Robert Kennicott was an American naturalist and explorer. He worked in 1850s at the Smithsonian Institution under Assistant Secretary Spencer F. Baird.
Background
Robert Kennicott was born on November 13, 1835 in New Orleans, Louisiana, United States, second of the seven children of Dr. John Albert and Mary Shutts (Ransom) Kennicott. While he was an infant, his parents moved to Northfield, Illinois, a small town some eighteen miles northwest of Chicago. Robert's father, a physician who eventually relinquished his medical practice and devoted his energies to horticultural pursuits, began at an early date to train his son's mind in the study of nature.
Education
In childhood Kennicott was rather delicate and was not able to pursue his education in the classroom, but this handicap was overcome later by his association with such men as J. P. Kirtland of Cleveland, Spencer F. Baird, of the Smithsonian Institution, P. R. Hoy, of Racine, Wisconsin, and others, under whom he was able to carry on studies in natural history.
Career
At the age of eighteen Kennicott was making extensive collections of natural-history material. In 1855 he made a comprehensive natural-history survey of southern Illinois for the Illinois Central Railroad Company, and some of his earliest scientific papers were devoted to the description of this material. In 1856, at the age of twenty-one, he united with others in the founding of the Chicago Academy of Sciences.

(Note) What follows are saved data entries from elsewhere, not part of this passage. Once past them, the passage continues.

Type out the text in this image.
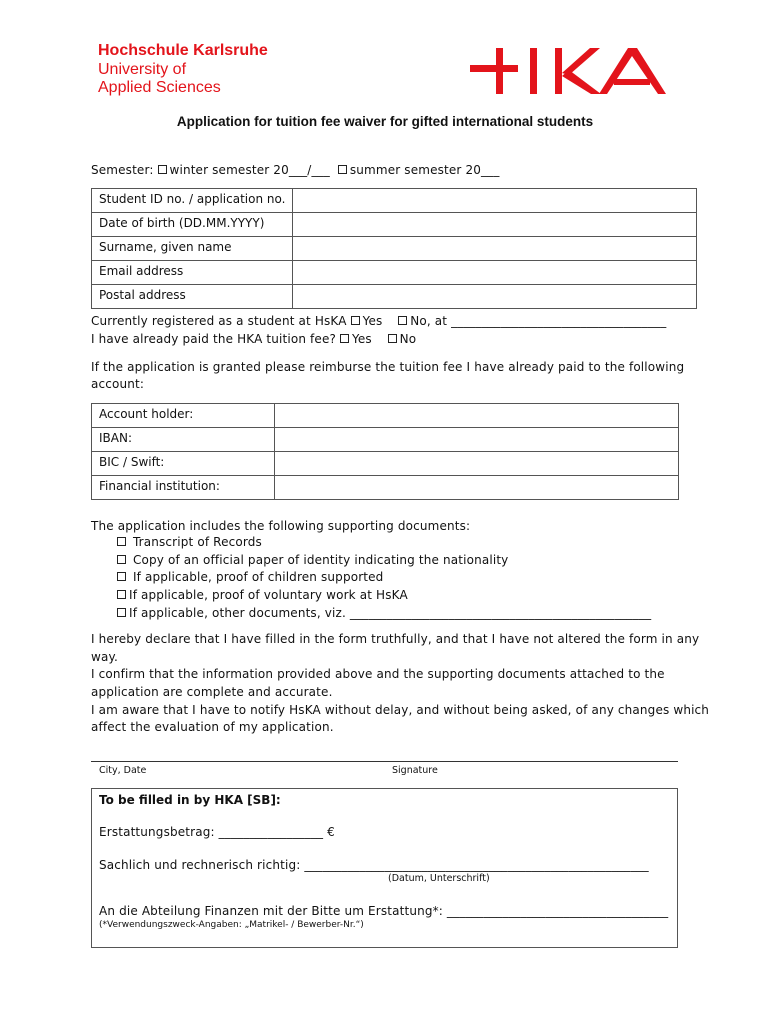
Hochschule Karlsruhe
University of
Applied Sciences
Application for tuition fee waiver for gifted international students
Semester: winter semester 20___/___ summer semester 20___
Student ID no. / application no.	
Date of birth (DD.MM.YYYY)	
Surname, given name	
Email address	
Postal address	
Currently registered as a student at HsKA Yes No, at ___________________________________
I have already paid the HKA tuition fee? Yes No
If the application is granted please reimburse the tuition fee I have already paid to the following
account:
Account holder:	
IBAN:	
BIC / Swift:	
Financial institution:	
The application includes the following supporting documents:
Transcript of Records
Copy of an official paper of identity indicating the nationality
If applicable, proof of children supported
If applicable, proof of voluntary work at HsKA
If applicable, other documents, viz. _________________________________________________
I hereby declare that I have filled in the form truthfully, and that I have not altered the form in any
way.
I confirm that the information provided above and the supporting documents attached to the
application are complete and accurate.
I am aware that I have to notify HsKA without delay, and without being asked, of any changes which
affect the evaluation of my application.
City, Date	Signature
To be filled in by HKA [SB]:
Erstattungsbetrag: _________________ €
Sachlich und rechnerisch richtig: ________________________________________________________
(Datum, Unterschrift)
An die Abteilung Finanzen mit der Bitte um Erstattung*: ____________________________________
(*Verwendungszweck-Angaben: „Matrikel- / Bewerber-Nr.“)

In 1857 he began building up a museum for Northwestern University. To supplement its collections he made a trip to the Red River of the North and later spent part of a winter in the Smithsonian Institution, studying and identifying the material obtained. He was at the Smithsonian during the winter of 1858-1859 also, studying collections made in California by Lieutenant W. P. Trowbridge, which under the expert hand of Kennicott were labeled and divided between the Smithsonian Institution and the University of Michigan.
In 1859 he made his first expedition to British and Arctic America, aided by the Smithsonian Institution and friends in Chicago who provided the necessary funds. Three years were spent on this expedition, during which the central area of British America as far north as Fort Yukon, including that part of the country known as Keewatin (laster Manitoba and western Ontario in part), was carefully explored and collections were made of the fauna. Kennicott's journal, which is replete with observations on the animal life, the inhabitants, and the country in general, shows an unusual breadth of perspective and an unusual ability to interpret the first-hand facts of observation. During the winter of 1862-1863 he was again at the Smithsonian, studying the material he had obtained, which included many animals new to science. The magnitude of Kennicott's collections and his reputation as an explorer stimulated a movement to bring a part of his material to Chicago. Accordingly the Chicago Academy of Sciences was reorganized and properly endowed, and Kennicott was made its curator (later director) and a trustee. The year 1864 was spent in transporting his collection from the Smithsonian to Chicago and arranging it in the hall of the Academy.
In 1865 the Western Union Telegraph Company sent an expedition to northwestern America for the purpose of surveying a route for an overland telegraph line to the Old World, and because of Kennicott's previous experience in this region he was chosen as leader of one party which was to survey Alaska and the Yukon River. In addition to the work of the survey his party was to secure specimens of the natural history of the region traversed, to be divided between the Chicago Academy of Sciences and the Smithsonian Institution. Before his work was completed, however, he died of heart disease at Fort Nulato, Alaska. He was found in the early morning on the beach whither he had gone for exercise and observation. Robert Ridgway called Kennicott "Illinois's first and most gifted naturalist. " His writings were characterized by keen insight into the relationships of animals, their habits, and distribution. His published papers, about a dozen in number, relate mostly to the vertebrates of North America, but also include several valuable Indian vocabularies.
Views
Kennicott advocated for the study and protection of native prairie animals.
Membership
Kennicott was a member of the Chicago Academy of Sciences.